Teyonah Parris as Colandrea Connors. Photo by Ashley Nguyen

Is it hard for black filmmakers—as someone who now is considered a leading light of black film—to feel that responsibility of, “There’s only going to be three of these this year, so mine better be super good!”
I guess so? I guess there definitely is an added pressure when you’re dealing with black subject matter. Not only do you want it to be successful, but you want people to dig it. The truth is that in terms of “black movies”—and I put black movies in air quotes—in terms of movies that are about the experiences of black people or made by black people, there has been so consistently one or two kinds for so long that any attempt to do something other than that, there’s a fear that, “What if people just don’t get it because they haven’t seen anything like it in a really long time?” There’s that fear, too. There’s the same conversation that I think black artists have been having since the Harlem Renaissance, of like, “Is it OK to air the dirty laundry about the black experience?” I mean, if white people are watching this, shouldn’t we always put forth incredibly positive images of black people and successful and happy and beautiful and clean and pretty and intelligent versions of ourselves?

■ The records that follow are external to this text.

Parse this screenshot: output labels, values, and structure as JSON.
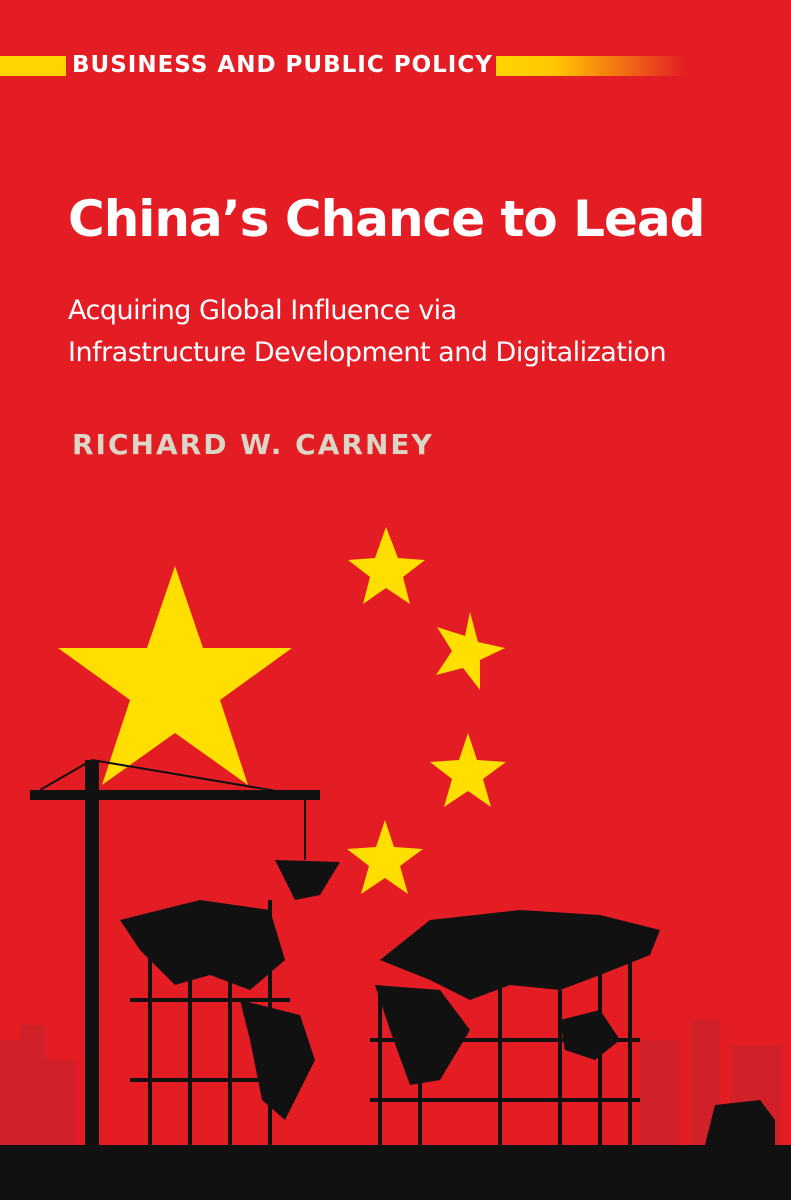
{
  "series": {
    "label": "BUSINESS AND PUBLIC POLICY"
  },
  "book": {
    "title": "China’s Chance to Lead",
    "subtitle_line1": "Acquiring Global Influence via",
    "subtitle_line2": "Infrastructure Development and Digitalization",
    "author": "RICHARD W. CARNEY"
  },
  "colors": {
    "background": "#e41d25",
    "star": "#ffde00",
    "silhouette": "#111111",
    "author": "#dcd6c6"
  },
  "illustration": {
    "icons": [
      "large-star-icon",
      "small-star-icon",
      "crane-icon",
      "world-map-scaffold-icon",
      "city-skyline-icon"
    ]
  }
}
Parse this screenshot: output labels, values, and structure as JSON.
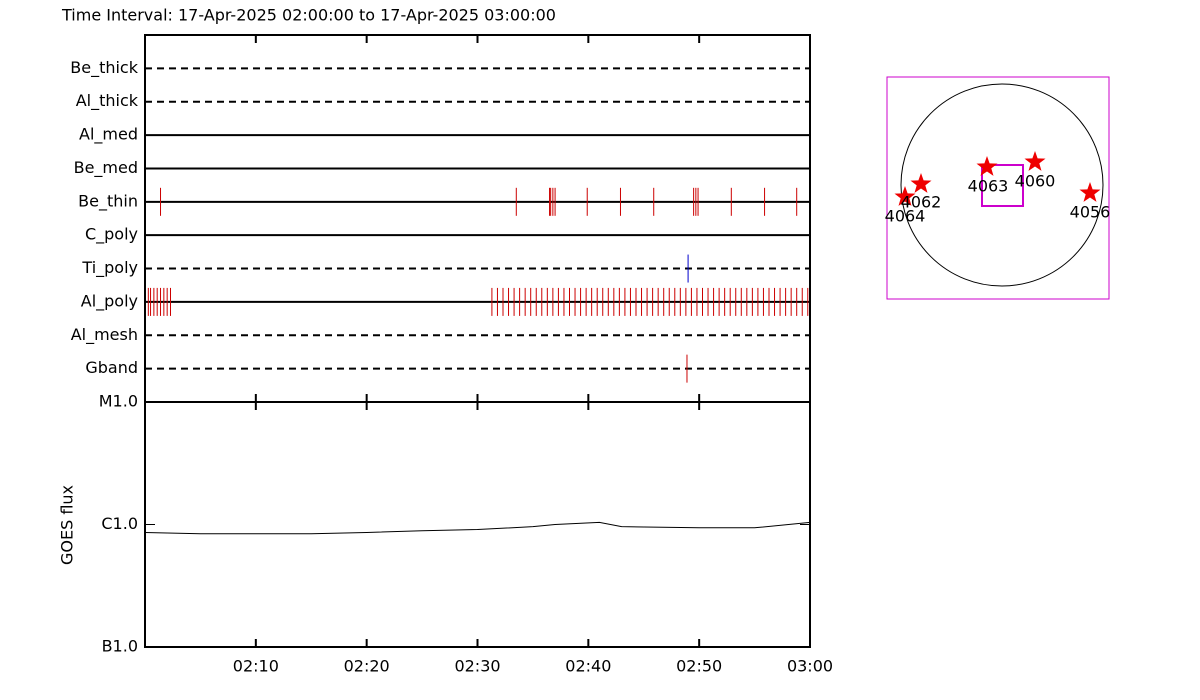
{
  "chart_data": [
    {
      "type": "event",
      "title": "Time Interval: 17-Apr-2025 02:00:00 to 17-Apr-2025 03:00:00",
      "xlim": [
        0,
        60
      ],
      "xticks": [
        {
          "value": 10,
          "label": "02:10"
        },
        {
          "value": 20,
          "label": "02:20"
        },
        {
          "value": 30,
          "label": "02:30"
        },
        {
          "value": 40,
          "label": "02:40"
        },
        {
          "value": 50,
          "label": "02:50"
        },
        {
          "value": 60,
          "label": "03:00"
        }
      ],
      "rows": [
        {
          "name": "Be_thick",
          "line_style": "dashed",
          "color": "#cc0000",
          "x": []
        },
        {
          "name": "Al_thick",
          "line_style": "dashed",
          "color": "#cc0000",
          "x": []
        },
        {
          "name": "Al_med",
          "line_style": "solid",
          "color": "#cc0000",
          "x": []
        },
        {
          "name": "Be_med",
          "line_style": "solid",
          "color": "#cc0000",
          "x": []
        },
        {
          "name": "Be_thin",
          "line_style": "solid",
          "color": "#cc0000",
          "x": [
            1.4,
            33.5,
            36.5,
            36.6,
            36.8,
            37.0,
            39.9,
            42.9,
            45.9,
            49.5,
            49.7,
            49.9,
            52.9,
            55.9,
            58.8
          ]
        },
        {
          "name": "C_poly",
          "line_style": "solid",
          "color": "#cc0000",
          "x": []
        },
        {
          "name": "Ti_poly",
          "line_style": "dashed",
          "color": "#0000cc",
          "x": [
            49.0
          ]
        },
        {
          "name": "Al_poly",
          "line_style": "solid",
          "color": "#cc0000",
          "x": [
            0.3,
            0.5,
            0.8,
            1.1,
            1.4,
            1.7,
            2.0,
            2.3,
            31.3,
            31.8,
            32.3,
            32.8,
            33.3,
            33.8,
            34.3,
            34.8,
            35.3,
            35.8,
            36.3,
            36.8,
            37.3,
            37.8,
            38.3,
            38.8,
            39.3,
            39.8,
            40.3,
            40.8,
            41.3,
            41.8,
            42.3,
            42.8,
            43.3,
            43.8,
            44.3,
            44.8,
            45.3,
            45.8,
            46.3,
            46.8,
            47.3,
            47.8,
            48.3,
            48.8,
            49.3,
            49.8,
            50.3,
            50.8,
            51.3,
            51.8,
            52.3,
            52.8,
            53.3,
            53.8,
            54.3,
            54.8,
            55.3,
            55.8,
            56.3,
            56.8,
            57.3,
            57.8,
            58.3,
            58.8,
            59.3,
            59.8
          ]
        },
        {
          "name": "Al_mesh",
          "line_style": "dashed",
          "color": "#cc0000",
          "x": []
        },
        {
          "name": "Gband",
          "line_style": "dashed",
          "color": "#cc0000",
          "x": [
            48.9
          ]
        }
      ]
    },
    {
      "type": "line",
      "ylabel": "GOES flux",
      "log": true,
      "color": "#000000",
      "xlim": [
        0,
        60
      ],
      "xticks": [
        {
          "value": 10,
          "label": "02:10"
        },
        {
          "value": 20,
          "label": "02:20"
        },
        {
          "value": 30,
          "label": "02:30"
        },
        {
          "value": 40,
          "label": "02:40"
        },
        {
          "value": 50,
          "label": "02:50"
        },
        {
          "value": 60,
          "label": "03:00"
        }
      ],
      "ylim": [
        1e-07,
        1e-05
      ],
      "yticks": [
        {
          "value": 1e-07,
          "label": "B1.0"
        },
        {
          "value": 1e-06,
          "label": "C1.0"
        },
        {
          "value": 1e-05,
          "label": "M1.0"
        }
      ],
      "x": [
        0,
        5,
        10,
        15,
        20,
        25,
        30,
        35,
        37,
        41,
        43,
        50,
        55,
        60
      ],
      "values": [
        8.6e-07,
        8.4e-07,
        8.4e-07,
        8.4e-07,
        8.6e-07,
        8.9e-07,
        9.1e-07,
        9.6e-07,
        1e-06,
        1.04e-06,
        9.6e-07,
        9.4e-07,
        9.4e-07,
        1.04e-06
      ]
    }
  ],
  "map": {
    "regions": [
      {
        "label": "4064"
      },
      {
        "label": "4062"
      },
      {
        "label": "4063"
      },
      {
        "label": "4060"
      },
      {
        "label": "4056"
      }
    ]
  }
}
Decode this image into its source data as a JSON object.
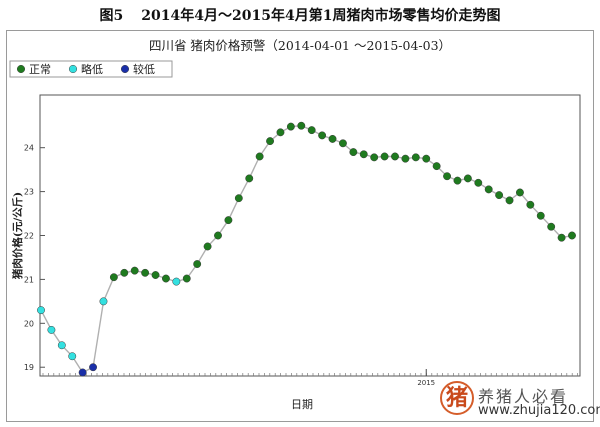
{
  "figure": {
    "number": "图5",
    "caption": "2014年4月～2015年4月第1周猪肉市场零售均价走势图"
  },
  "chart_data": {
    "type": "line",
    "title": "四川省 猪肉价格预警（2014-04-01 ～2015-04-03）",
    "xlabel": "日期",
    "ylabel": "猪肉价格(元/公斤)",
    "ylim": [
      18.8,
      25.2
    ],
    "y_ticks": [
      19,
      20,
      21,
      22,
      23,
      24
    ],
    "x_tick_labels": [
      "2015"
    ],
    "x_tick_value": 37,
    "legend": {
      "placement": "top-left",
      "entries": [
        {
          "label": "正常",
          "status": "normal"
        },
        {
          "label": "略低",
          "status": "slightly_low"
        },
        {
          "label": "较低",
          "status": "low"
        }
      ]
    },
    "status_colors": {
      "normal": "#1f7a1f",
      "slightly_low": "#33e0e0",
      "low": "#1a2fa8"
    },
    "line_color": "#b0b0b0",
    "grid": false,
    "series": [
      {
        "x": [
          0,
          1,
          2,
          3,
          4,
          5,
          6,
          7,
          8,
          9,
          10,
          11,
          12,
          13,
          14,
          15,
          16,
          17,
          18,
          19,
          20,
          21,
          22,
          23,
          24,
          25,
          26,
          27,
          28,
          29,
          30,
          31,
          32,
          33,
          34,
          35,
          36,
          37,
          38,
          39,
          40,
          41,
          42,
          43,
          44,
          45,
          46,
          47,
          48,
          49,
          50,
          51
        ],
        "values": [
          20.3,
          19.85,
          19.5,
          19.25,
          18.88,
          19.0,
          20.5,
          21.05,
          21.15,
          21.2,
          21.15,
          21.1,
          21.02,
          20.95,
          21.02,
          21.35,
          21.75,
          22.0,
          22.35,
          22.85,
          23.3,
          23.8,
          24.15,
          24.35,
          24.48,
          24.5,
          24.4,
          24.28,
          24.2,
          24.1,
          23.9,
          23.85,
          23.78,
          23.8,
          23.8,
          23.75,
          23.78,
          23.75,
          23.58,
          23.35,
          23.25,
          23.3,
          23.2,
          23.05,
          22.92,
          22.8,
          22.98,
          22.7,
          22.45,
          22.2,
          21.95,
          22.0
        ],
        "status": [
          "slightly_low",
          "slightly_low",
          "slightly_low",
          "slightly_low",
          "low",
          "low",
          "slightly_low",
          "normal",
          "normal",
          "normal",
          "normal",
          "normal",
          "normal",
          "slightly_low",
          "normal",
          "normal",
          "normal",
          "normal",
          "normal",
          "normal",
          "normal",
          "normal",
          "normal",
          "normal",
          "normal",
          "normal",
          "normal",
          "normal",
          "normal",
          "normal",
          "normal",
          "normal",
          "normal",
          "normal",
          "normal",
          "normal",
          "normal",
          "normal",
          "normal",
          "normal",
          "normal",
          "normal",
          "normal",
          "normal",
          "normal",
          "normal",
          "normal",
          "normal",
          "normal",
          "normal",
          "normal",
          "normal"
        ]
      }
    ]
  },
  "watermark": {
    "seal_char": "猪",
    "name": "养猪人必看",
    "url": "www.zhujia120.com"
  }
}
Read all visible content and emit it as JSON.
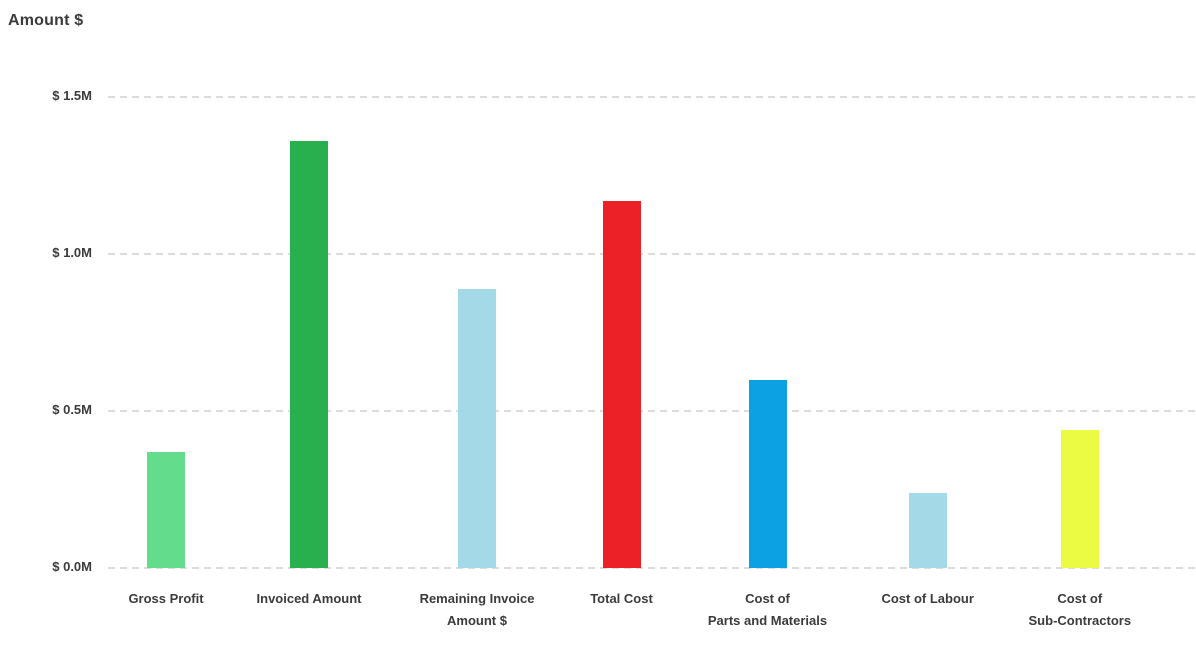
{
  "chart_data": {
    "type": "bar",
    "title": "Amount $",
    "xlabel": "",
    "ylabel": "Amount $",
    "unit": "M",
    "categories": [
      "Gross Profit",
      "Invoiced Amount",
      "Remaining Invoice Amount $",
      "Total Cost",
      "Cost of Parts and Materials",
      "Cost of Labour",
      "Cost of Sub-Contractors"
    ],
    "category_label_lines": [
      [
        "Gross Profit"
      ],
      [
        "Invoiced Amount"
      ],
      [
        "Remaining Invoice",
        "Amount $"
      ],
      [
        "Total Cost"
      ],
      [
        "Cost of",
        "Parts and Materials"
      ],
      [
        "Cost of Labour"
      ],
      [
        "Cost of",
        "Sub-Contractors"
      ]
    ],
    "values": [
      0.37,
      1.36,
      0.89,
      1.17,
      0.6,
      0.24,
      0.44
    ],
    "bar_colors": [
      "#63DD8C",
      "#28B04E",
      "#A4DAE8",
      "#EB2127",
      "#0BA1E2",
      "#A4DAE8",
      "#EBFB43"
    ],
    "y_ticks": [
      {
        "value": 1.5,
        "label": "$ 1.5M"
      },
      {
        "value": 1.0,
        "label": "$ 1.0M"
      },
      {
        "value": 0.5,
        "label": "$ 0.5M"
      },
      {
        "value": 0.0,
        "label": "$ 0.0M"
      }
    ],
    "ylim": [
      0,
      1.5
    ],
    "grid": "horizontal-dashed",
    "legend": "none",
    "text_color": "#3b3b3b",
    "gridline_color": "#dcdcdc",
    "background_color": "#ffffff"
  }
}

There are lots of pressures. But ultimately, while I think that there is some responsibility to do with representation, my responsibility tends to lean more toward being authentic and saying something truthful, saying something about the human experience, holding the mirror up, challenging… Those are the kinds of films that I want to see. And no matter what the subject of my films are—whether it’s the black experience or not—those are the kinds of movies I have to make. Movies that sort of say something about the human condition.

Just to go back to how we started with identity and whatnot, is there a third way? With my reading of the film, I felt like you were saying there is a third way. You don't have to be incredibly, fiercely protective of your black identity, but you don’t have to completely whitewash yourself. Is there a time—post-Obama—where we won't have to say, “This is a black movie.” We can just say, “This is a movie with black people in it.” Because I feel like we’re still not there. We’re still having these interviews where it’s like, “So you made a black movie.” White people can go see your movie, and they should.
I think the third way is to embrace the contradiction and to show up as yourself. This movie is me showing up as myself, you know? Necessarily, the movie is going to be considered a black film because that’s the paradigm that we’re in. Maybe three films from now, it won’t be, and maybe we’ll see it differently. I don’t know. But at a certain point, it’s not really up to me what the culture decides, how the culture decides to define this film, or film in general. But it is up to me what kinds of things I want to contribute to the culture. This idea of either rebelling against or assimilating into—that dichotomy that those are the only two choices we have—is why we get so stuck and so caught up. This movie wouldn’t have been the same movie if I decided to get caught up in only one of those two. So, this movie for me is a middle way.